High Speed Train
Saturday, March 29, 2008 by Billy
I am in a Thalys TGV right now, on my way to Brussels where I'll spend the week-end. TGV is usual acronym for Train à Grande Vitesse (High-Speed Train). Thalys TGVs are international high-speed trains using tracks in France, Belgium, Germany and The Netherlands. Part of the tracks is shared with Eurostar trains that go from Paris or Brussels to London via Lille and the Chunnel — the Channel Tunnel — and with French domestic TGV trains. Thalys trains are red, Eurostar are yellow, French domestic TGV are either orange or iron grey.
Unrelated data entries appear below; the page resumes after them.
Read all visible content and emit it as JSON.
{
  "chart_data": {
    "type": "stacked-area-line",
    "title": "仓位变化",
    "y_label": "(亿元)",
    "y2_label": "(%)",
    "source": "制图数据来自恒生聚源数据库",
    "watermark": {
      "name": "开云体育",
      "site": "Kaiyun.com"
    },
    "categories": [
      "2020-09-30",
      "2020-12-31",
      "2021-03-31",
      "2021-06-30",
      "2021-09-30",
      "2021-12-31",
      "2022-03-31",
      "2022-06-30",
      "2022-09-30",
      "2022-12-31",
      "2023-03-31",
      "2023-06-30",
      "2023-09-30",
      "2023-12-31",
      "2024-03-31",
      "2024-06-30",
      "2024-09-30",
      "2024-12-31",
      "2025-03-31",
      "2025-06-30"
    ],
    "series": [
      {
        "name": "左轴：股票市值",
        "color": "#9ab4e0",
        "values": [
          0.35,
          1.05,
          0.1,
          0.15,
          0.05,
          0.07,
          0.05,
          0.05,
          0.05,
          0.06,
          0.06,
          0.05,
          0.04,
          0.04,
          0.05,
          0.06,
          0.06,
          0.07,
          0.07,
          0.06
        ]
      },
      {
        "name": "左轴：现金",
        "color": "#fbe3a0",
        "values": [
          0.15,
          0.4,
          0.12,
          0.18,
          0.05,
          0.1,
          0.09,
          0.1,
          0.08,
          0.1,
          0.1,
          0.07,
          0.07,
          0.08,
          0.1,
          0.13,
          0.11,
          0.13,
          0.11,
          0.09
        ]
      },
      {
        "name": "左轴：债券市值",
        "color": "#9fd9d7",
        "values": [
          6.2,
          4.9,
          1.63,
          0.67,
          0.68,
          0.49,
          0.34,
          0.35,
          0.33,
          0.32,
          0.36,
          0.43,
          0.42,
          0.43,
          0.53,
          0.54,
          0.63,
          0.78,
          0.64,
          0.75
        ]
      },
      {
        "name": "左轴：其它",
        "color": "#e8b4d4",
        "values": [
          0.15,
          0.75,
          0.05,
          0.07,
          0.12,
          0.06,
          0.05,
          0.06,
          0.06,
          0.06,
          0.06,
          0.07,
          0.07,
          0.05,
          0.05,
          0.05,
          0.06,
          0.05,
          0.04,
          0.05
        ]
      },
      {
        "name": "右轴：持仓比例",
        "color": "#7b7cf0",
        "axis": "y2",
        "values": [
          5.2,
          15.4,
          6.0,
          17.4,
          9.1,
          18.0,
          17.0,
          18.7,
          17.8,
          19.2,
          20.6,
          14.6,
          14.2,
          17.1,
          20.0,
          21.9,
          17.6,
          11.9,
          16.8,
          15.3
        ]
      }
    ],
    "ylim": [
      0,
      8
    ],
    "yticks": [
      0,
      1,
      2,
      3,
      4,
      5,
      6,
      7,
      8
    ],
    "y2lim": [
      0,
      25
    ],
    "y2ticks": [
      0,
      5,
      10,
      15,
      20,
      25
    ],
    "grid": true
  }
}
Through the window pane, I watch the scenery flash by. Travelling that fast is somewhat magic, even more than taking a plane: no need to reach an airport outside the city, fewer controls, no waiting time. I arrived to the train station five minutes before the departure, showed my ticket to the collector, went to my seat... a few minutes later the train was racing along through the countryside at 300 km/h.
I'll be in Brussels one hour and twenty minutes after I left downtown Paris. Beyond Brussels, the main cities Thalys trains reach are Antwerp, The Hague, Rotterdam, Amsterdam, Liège, Aachen and Cologne... yet I won't go there today.